Shares of Slack Technologies (NYSE:WORK) rose as much as 11.3% on Tuesday morning, hanging around just below the 11% mark at 2:45 p.m. EST. The business collaboration software expert was boosted by a bullish analyst report.
Analyst firm RBC Capital started coverage of Slack this morning with an "outperform" rating on the stock and a price target of $25 per share. That's 19% above Monday's closing price.
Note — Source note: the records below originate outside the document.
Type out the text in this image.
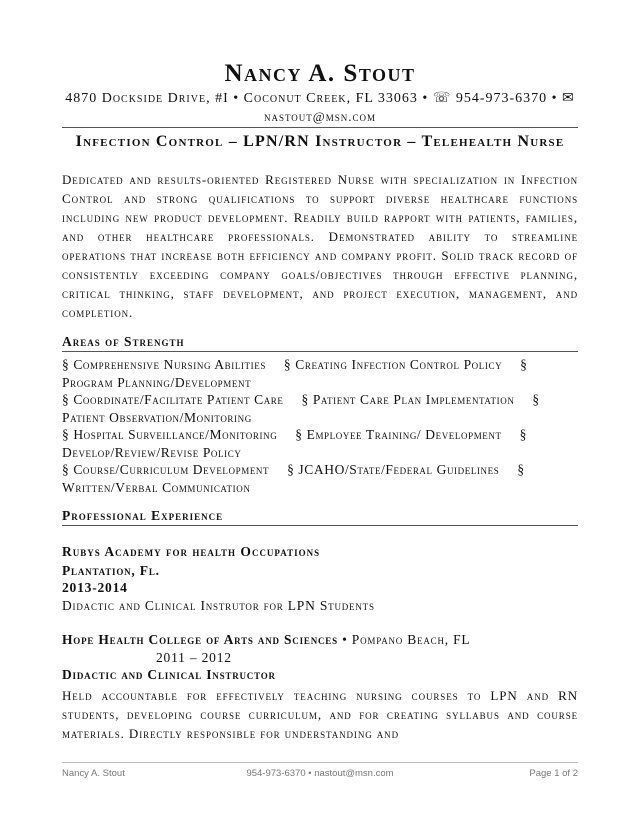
Nancy A. Stout
4870 Dockside Drive, #I • Coconut Creek, FL 33063 • ☏ 954-973-6370 • ✉
nastout@msn.com
Infection Control – LPN/RN Instructor – Telehealth Nurse
Dedicated and results-oriented Registered Nurse with specialization in Infection Control and strong qualifications to support diverse healthcare functions including new product development. Readily build rapport with patients, families, and other healthcare professionals. Demonstrated ability to streamline operations that increase both efficiency and company profit. Solid track record of consistently exceeding company goals/objectives through effective planning, critical thinking, staff development, and project execution, management, and completion.
Areas of Strength
§ Comprehensive Nursing Abilities § Creating Infection Control Policy § Program Planning/Development
§ Coordinate/Facilitate Patient Care § Patient Care Plan Implementation § Patient Observation/Monitoring
§ Hospital Surveillance/Monitoring § Employee Training/ Development § Develop/Review/Revise Policy
§ Course/Curriculum Development § JCAHO/State/Federal Guidelines § Written/Verbal Communication
Professional Experience
Rubys Academy for health Occupations
Plantation, Fl.
2013-2014
Didactic and Clinical Instrutor for LPN Students
Hope Health College of Arts and Sciences • Pompano Beach, FL
2011 – 2012
Didactic and Clinical Instructor
Held accountable for effectively teaching nursing courses to LPN and RN students, developing course curriculum, and for creating syllabus and course materials. Directly responsible for understanding and
Nancy A. Stout	954-973-6370 • nastout@msn.com	Page 1 of 2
RBC analyst Alex Zukin cited Slack's market-leading brand power and unique technology, arguing that the company should be able to post revenue growth near 30% a year for the foreseeable future.
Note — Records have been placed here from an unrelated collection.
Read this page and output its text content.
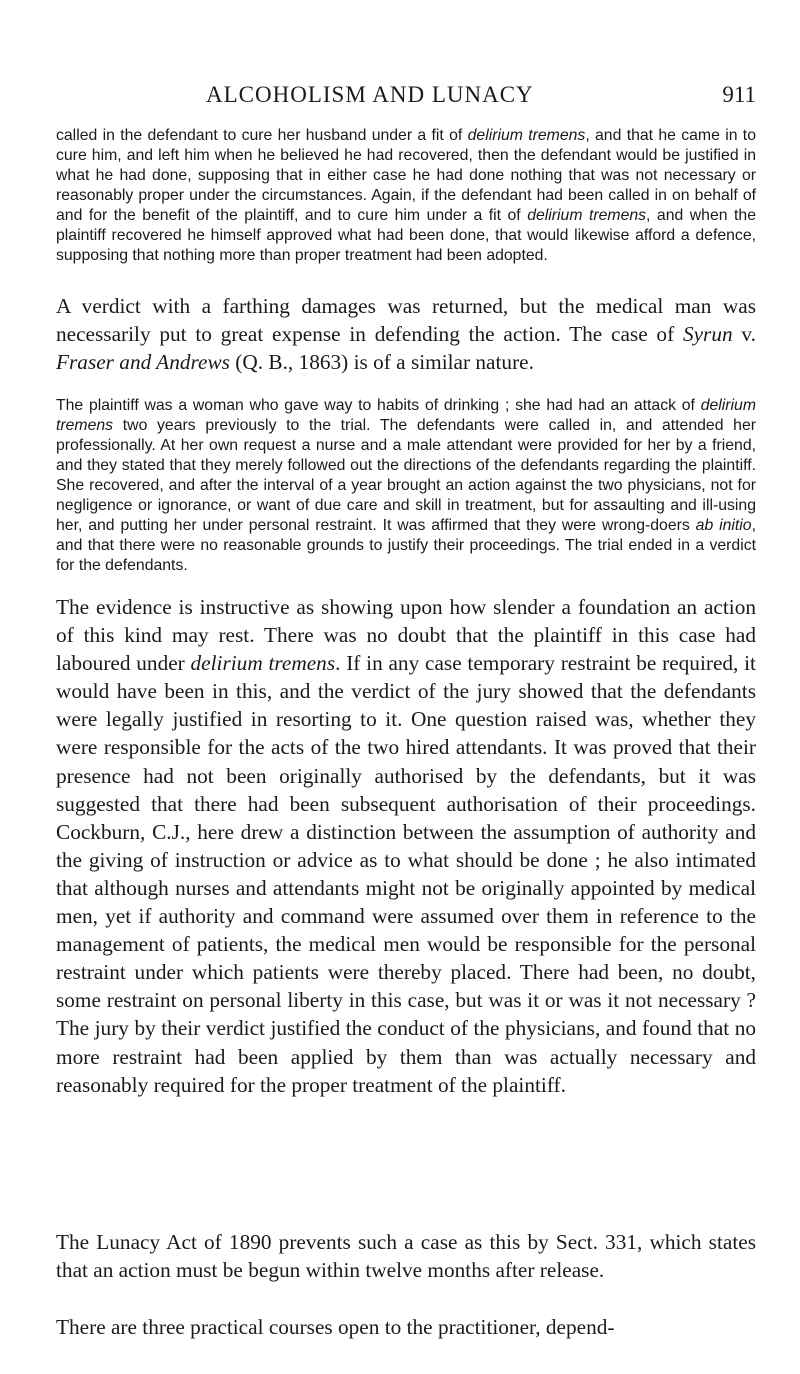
ALCOHOLISM AND LUNACY	911

called in the defendant to cure her husband under a fit of delirium tremens, and that he came in to cure him, and left him when he believed he had recovered, then the defendant would be justified in what he had done, supposing that in either case he had done nothing that was not necessary or reasonably proper under the circumstances. Again, if the defendant had been called in on behalf of and for the benefit of the plaintiff, and to cure him under a fit of delirium tremens, and when the plaintiff recovered he himself approved what had been done, that would likewise afford a defence, supposing that nothing more than proper treatment had been adopted.

A verdict with a farthing damages was returned, but the medical man was necessarily put to great expense in defending the action. The case of Syrun v. Fraser and Andrews (Q. B., 1863) is of a similar nature.

The plaintiff was a woman who gave way to habits of drinking ; she had had an attack of delirium tremens two years previously to the trial. The defendants were called in, and attended her professionally. At her own request a nurse and a male attendant were provided for her by a friend, and they stated that they merely followed out the directions of the defendants regarding the plaintiff. She recovered, and after the interval of a year brought an action against the two physicians, not for negligence or ignorance, or want of due care and skill in treatment, but for assaulting and ill-using her, and putting her under personal restraint. It was affirmed that they were wrong-doers ab initio, and that there were no reasonable grounds to justify their proceedings. The trial ended in a verdict for the defendants.

The evidence is instructive as showing upon how slender a foundation an action of this kind may rest. There was no doubt that the plaintiff in this case had laboured under delirium tremens. If in any case temporary restraint be required, it would have been in this, and the verdict of the jury showed that the defendants were legally justified in resorting to it. One question raised was, whether they were responsible for the acts of the two hired attendants. It was proved that their presence had not been originally authorised by the defendants, but it was suggested that there had been subsequent authorisation of their proceedings. Cockburn, C.J., here drew a distinction between the assumption of authority and the giving of instruction or advice as to what should be done ; he also intimated that although nurses and attendants might not be originally appointed by medical men, yet if authority and command were assumed over them in reference to the management of patients, the medical men would be responsible for the personal restraint under which patients were thereby placed. There had been, no doubt, some restraint on personal liberty in this case, but was it or was it not necessary ? The jury by their verdict justified the conduct of the physicians, and found that no more restraint had been applied by them than was actually necessary and reasonably required for the proper treatment of the plaintiff.

The Lunacy Act of 1890 prevents such a case as this by Sect. 331, which states that an action must be begun within twelve months after release.

There are three practical courses open to the practitioner, depend-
Zukin also said that the workplace collaboration market is validated by the fact that mighty Microsoft (NASDAQ:MSFT) is chasing it with a heavy focus on its own Slack alternative, Microsoft Teams. The market could grow into an $88 billion annual revenue opportunity, the analyst noted, and Slack's first-mover advantage would be very valuable in that case.
That being said, Slack's shares have moved largely downward ever since the company joined the public stock market in the summer of 2019, and it trades 40% below its all-time highs -- which happened to fall on the stock's very first day of trading. Ironically, the same Microsoft Teams alternative that Zukin sees as proof of a massive market also drove Slack's shares down because it's a serious rival. Slack is a classic growth stock where its market value rests on sustainable revenue growth and best-guess estimates of profits and cash flow in the far future. That's why a single analyst note was able to lift its share prices more than 10% today.